Omid - Challenge 259

data-challenges
advanced-exercises
🔰 : Extract Extract all product IDs from the texts that match the following pattern:
Published

March 24, 2026

Illustration for Omid - Challenge 259

Challenge Description

🔰 : Extract Extract all product IDs from the texts that match the following pattern:

Solutions

library(tidyverse)
library(readxl)
library(slider)

path = "files/200-299/259/CH-259 Extract from Text.xlsx"
input = read_excel(path, range = "B2:B3") %>% pull()
test  = read_excel(path, range = "D2:D3") %>% pull()

pattern = "[A-Z][a-z][0-9]-[0-9]{2}[A-Z][a-z]"
chars = str_split(input, "", simplify = TRUE)

windows = slide_chr(
  .x = seq_len(length(chars) - 7),
  .f = ~ str_c(chars[.x:(.x + 7)], collapse = "")
)
matches = windows[str_detect(windows, pattern)] %>%
  str_c(collapse = ", ")

all.equal(matches, test) 
#> [1] TRUE
  • Logic:

    • Reads the workbook ranges needed for the challenge

    • Parses the text patterns directly instead of relying on manual cleanup

  • Strengths:

    • The R solution stays close to the workbook rule and keeps the transformation compact.
  • Areas for Improvement:

    • The code assumes the sheet structure and source ranges remain stable.
  • Gem:

    • The strongest part of the solution is choosing the right intermediate representation before shaping the final output.
import pandas as pd
import re
from itertools import islice

path = "200-299/259/CH-259 Extract from Text.xlsx"
input = pd.read_excel(path, usecols="B", nrows=2, skiprows=1).iloc[0, 0]
test = pd.read_excel(path, usecols="D", nrows=2, skiprows=1).iloc[0, 0]

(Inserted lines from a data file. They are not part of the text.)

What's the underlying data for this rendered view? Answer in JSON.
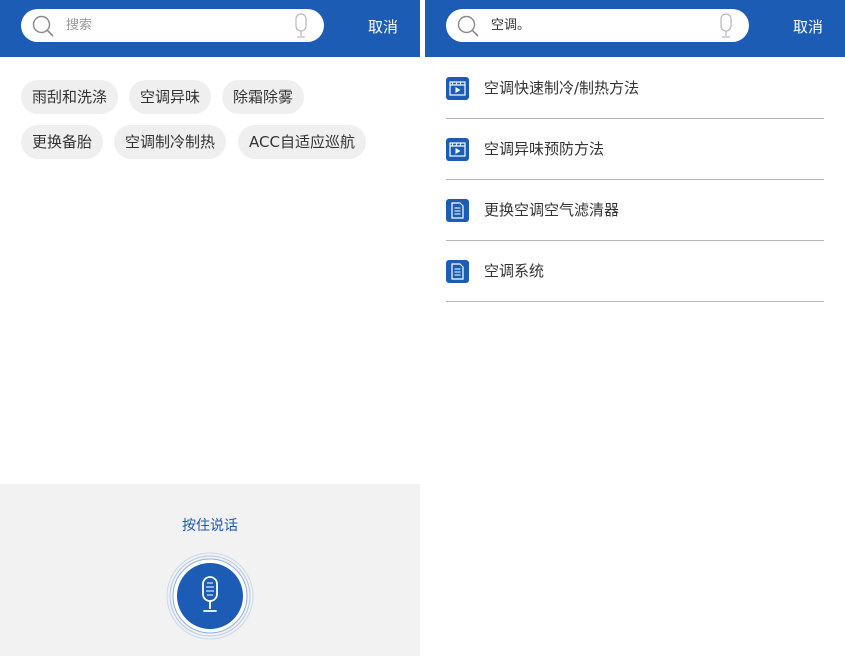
{
  "left_screen": {
    "search": {
      "placeholder": "搜索",
      "cancel_label": "取消"
    },
    "suggestion_tags": [
      {
        "label": "雨刮和洗涤"
      },
      {
        "label": "空调异味"
      },
      {
        "label": "除霜除雾"
      },
      {
        "label": "更换备胎"
      },
      {
        "label": "空调制冷制热"
      },
      {
        "label": "ACC自适应巡航"
      }
    ],
    "voice": {
      "label": "按住说话",
      "mic_icon": "microphone-icon"
    }
  },
  "right_screen": {
    "search": {
      "value": "空调。",
      "cancel_label": "取消"
    },
    "results": [
      {
        "label": "空调快速制冷/制热方法",
        "icon": "video-icon"
      },
      {
        "label": "空调异味预防方法",
        "icon": "video-icon"
      },
      {
        "label": "更换空调空气滤清器",
        "icon": "document-icon"
      },
      {
        "label": "空调系统",
        "icon": "document-icon"
      }
    ]
  },
  "colors": {
    "brand_blue": "#1c5cb4",
    "tag_background": "#efefef",
    "voice_panel_background": "#f2f2f2",
    "separator": "#b5b5b5"
  }
}
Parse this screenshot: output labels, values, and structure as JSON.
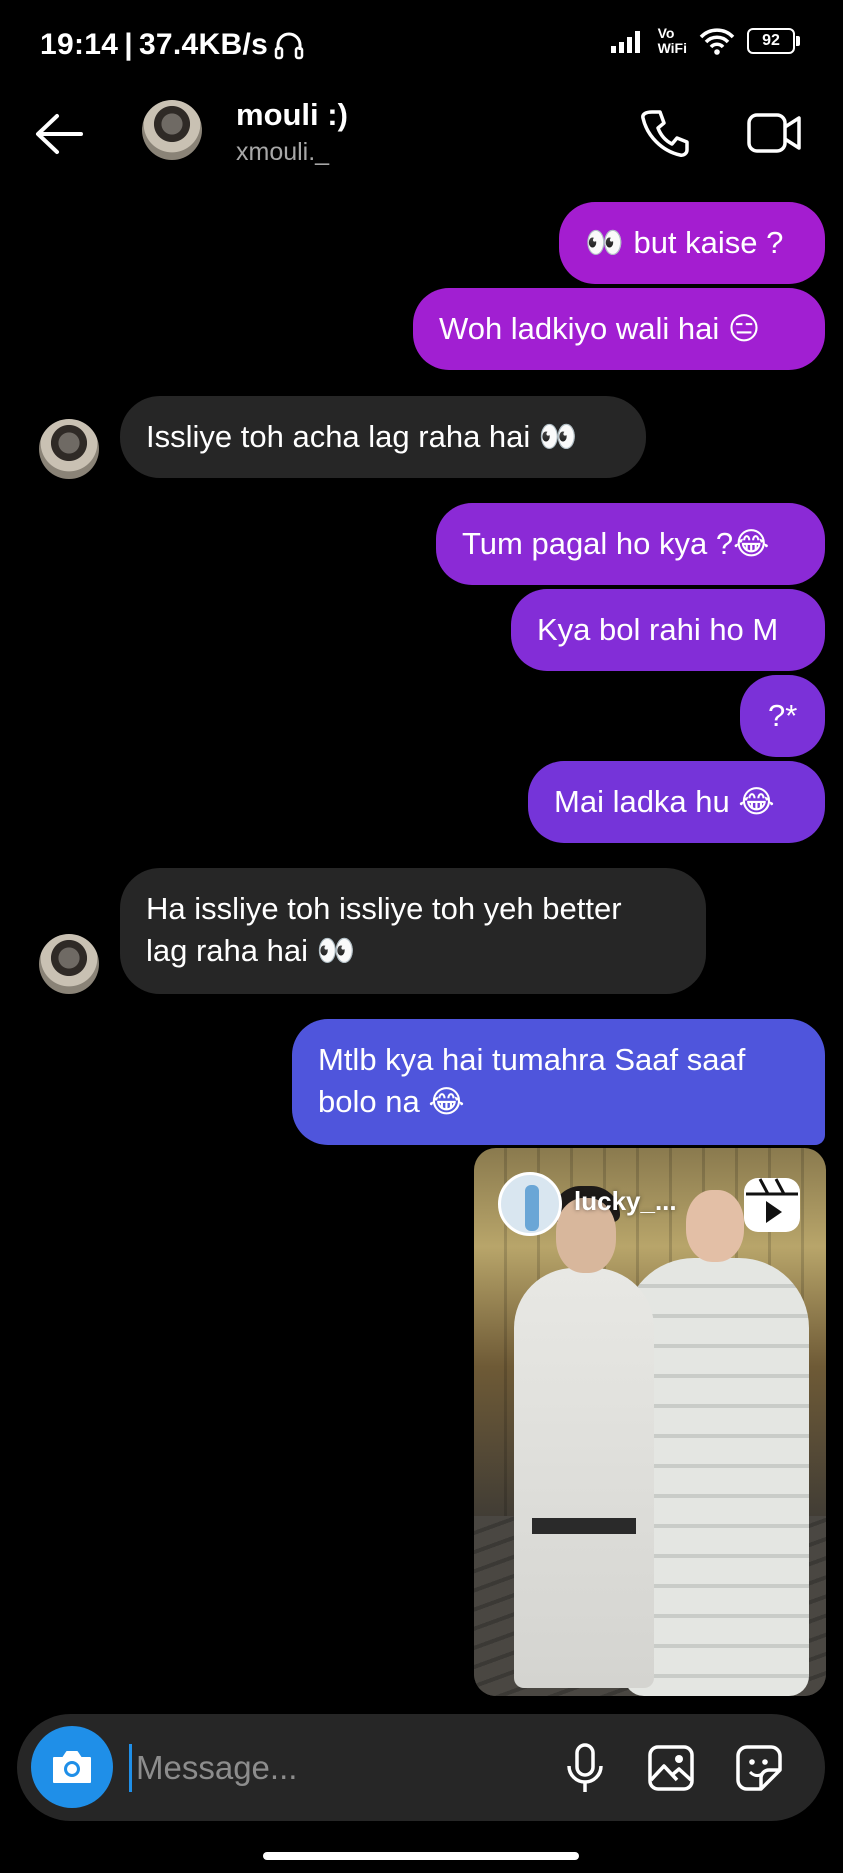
{
  "status_bar": {
    "time": "19:14",
    "separator": "|",
    "speed": "37.4KB/s",
    "vowifi_line1": "Vo",
    "vowifi_line2": "WiFi",
    "battery": "92"
  },
  "header": {
    "name": "mouli :)",
    "username": "xmouli._"
  },
  "messages": [
    {
      "from": "me",
      "text": "but kaise ?",
      "emoji_prefix": "👀"
    },
    {
      "from": "me",
      "text": "Woh ladkiyo wali hai ",
      "emoji_suffix": "😑"
    },
    {
      "from": "them",
      "text": "Issliye toh acha lag raha hai ",
      "emoji_suffix": "👀"
    },
    {
      "from": "me",
      "text": "Tum pagal ho kya ?",
      "emoji_suffix": "😂"
    },
    {
      "from": "me",
      "text": "Kya bol rahi ho M"
    },
    {
      "from": "me",
      "text": "?*"
    },
    {
      "from": "me",
      "text": "Mai ladka hu ",
      "emoji_suffix": "😂"
    },
    {
      "from": "them",
      "line1": "Ha issliye toh issliye toh yeh better",
      "line2": "lag raha hai ",
      "emoji_suffix": "👀"
    },
    {
      "from": "me",
      "line1": "Mtlb kya hai tumahra Saaf saaf",
      "line2": "bolo na ",
      "emoji_suffix": "😂"
    }
  ],
  "reel": {
    "username": "lucky_..."
  },
  "composer": {
    "placeholder": "Message..."
  },
  "colors": {
    "bubble_top": "#a41dd0",
    "bubble_mid": "#8a2ad6",
    "bubble_bottom": "#4f55dc",
    "received": "#262626",
    "camera": "#1f8fe8"
  },
  "icons": [
    "back-arrow-icon",
    "phone-icon",
    "video-camera-icon",
    "camera-icon",
    "microphone-icon",
    "gallery-icon",
    "sticker-icon",
    "reels-icon",
    "headphones-icon",
    "signal-icon",
    "wifi-icon",
    "battery-icon"
  ]
}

pattern = r"[A-Z][a-z][0-9]-[0-9]{2}[A-Z][a-z]"
windows = [
    ''.join(islice(input, i, i + 8))
    for i in range(len(input) - 7)
]
matches = ', '.join([window for window in windows if re.search(pattern, window)])

print(matches == test) # True
  • Logic:

    • Reads the workbook ranges needed for the challenge

    • Parses the text patterns directly instead of relying on manual cleanup

    • Applies the rule iteratively until the output stabilizes

  • Strengths:

    • The Python version follows the same rule in a direct dataframe-oriented implementation.
  • Areas for Improvement:

    • The code assumes the workbook layout remains stable, so any sheet redesign would require small adjustments.
  • Gem:

    • The implementation stays close to the original workbook rule instead of adding unnecessary abstraction.

Difficulty Level

This task is moderate:

  • The core logic is clear, but the correct transformation pattern is not obvious from the raw input.

  • The challenge combines multiple reshaping, grouping, or parsing steps.